L'air plus frais maintient les nuages de toux concentrés
Des chercheurs de l'Universitat Rovira i Virgili à Tarragone, en Espagne, ont étudié comment la température affecte le comportement des aérosols expirés. Ils ont découvert que dans les espaces intérieurs plus frais, le nuage de particules reste plus dense plus longtemps. Cela signifie que la concentration de matériel potentiellement infectieux reste plus élevée dans l'air, ce qui pourrait influencer la facilité avec laquelle les agents pathogènes se propagent d'une personne à l'autre.

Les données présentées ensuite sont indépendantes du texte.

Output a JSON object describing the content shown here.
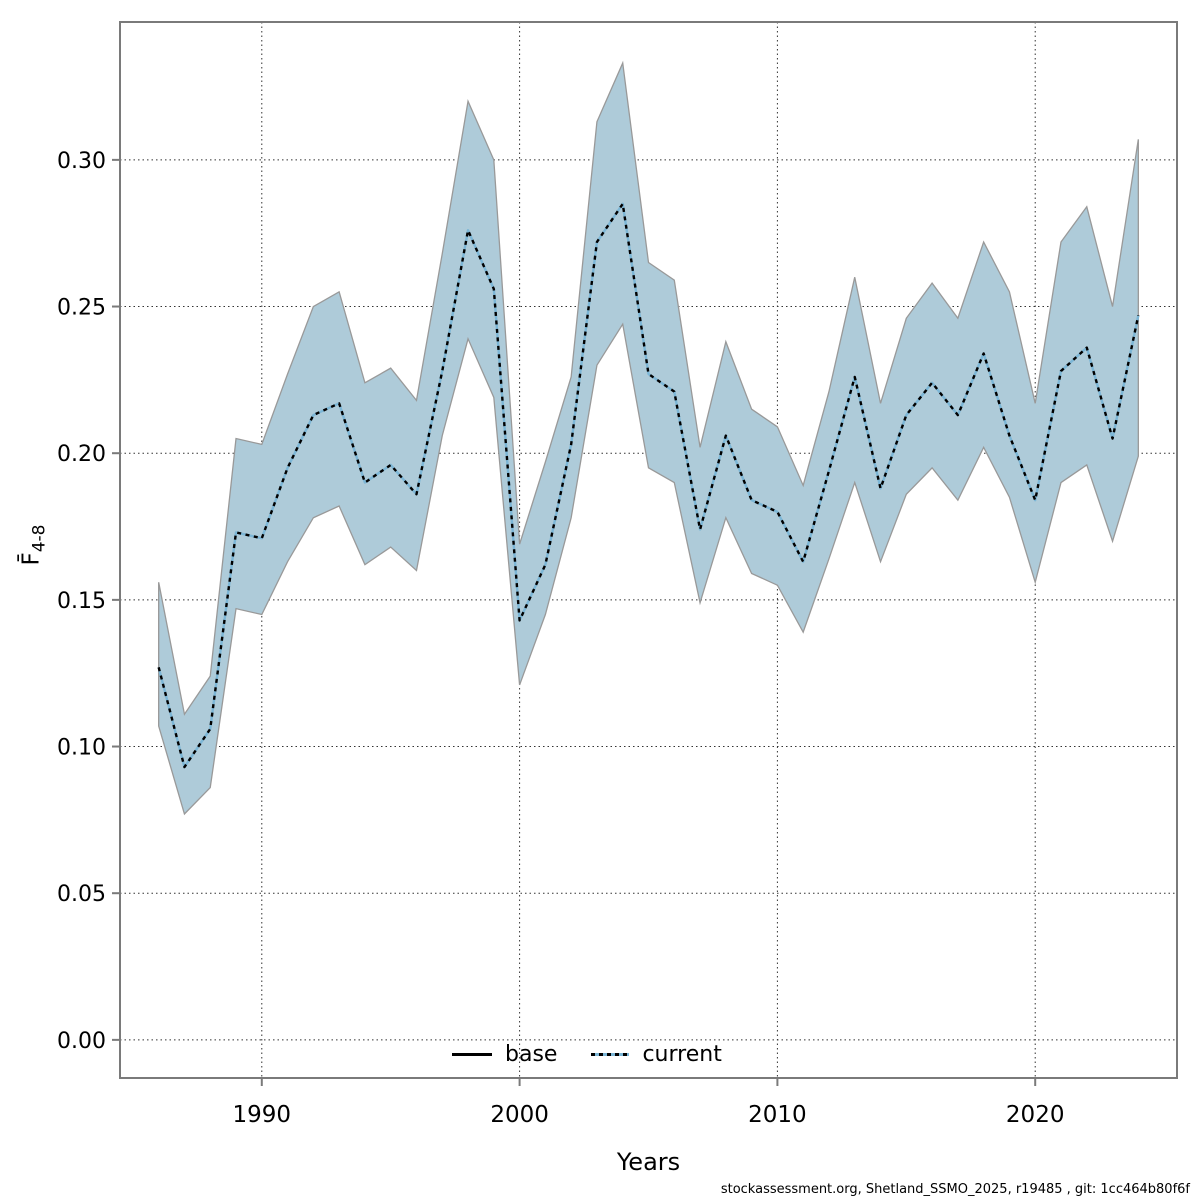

Pourquoi la chaleur d'une pièce compte pour la propagation aérienne
L'étude a examiné la dynamique complexe des aérosols expulsés lors de la toux et des éternuements. Ces minuscules particules agissent comme vecteurs de bactéries et de virus. Leur mouvement dépend de nombreux facteurs : la force avec laquelle une personne expire, la forme de ses voies respiratoires, ainsi que la taille et l'agencement de la pièce. L'équipe espagnole a ajouté la température à cette liste. Ils ont montré que les différences de température entre l'air expiré et l'air ambiant de la pièce modifient la façon dont le nuage se mélange et se disperse. Dans les pièces plus fraîches, le nuage reste plus compact. Dans les pièces plus chaudes, il se brise et se répand plus rapidement.
Les autorités sanitaires locales et les gestionnaires d'immeubles en Espagne ont des raisons d'y prêter attention. Les espaces intérieurs tels que les écoles, les bureaux, les hôpitaux et les transports en commun sont des lieux courants de transmission des maladies respiratoires. Comprendre que la température modifie directement la durée pendant laquelle un nuage de toux reste dense offre un nouvel outil pour réfléchir aux stratégies de ventilation et de chauffage. La découverte suggère que le simple réglage d'un thermostat pourrait modifier le profil de risque d'une pièce, indépendamment d'autres facteurs comme la filtration de l'air ou le port du masque.
Ce que cela signifie pour les espaces intérieurs
L'étude ne prétend pas que les pièces plus fraîches sont plus dangereuses ou que les pièces plus chaudes sont sûres. Elle identifie un mécanisme physique : la température affecte la densité et la persistance des nuages d'aérosols expirés. Les chercheurs soulignent que minimiser la transmission d'agents pathogènes à l'intérieur nécessite de prendre en compte de nombreuses variables. La température en fait désormais partie. Pour ceux qui conçoivent des systèmes de ventilation ou gèrent des environnements intérieurs bondés, cela ajoute une couche de complexité. Une pièce qui semble confortable peut encore contenir un nuage dense de particules provenant d'une seule toux, selon la température. La recherche ouvre la voie à des modèles plus précis de propagation des maladies aéroportées, fondés sur la physique de base de la rencontre entre une haleine chaude et un air frais.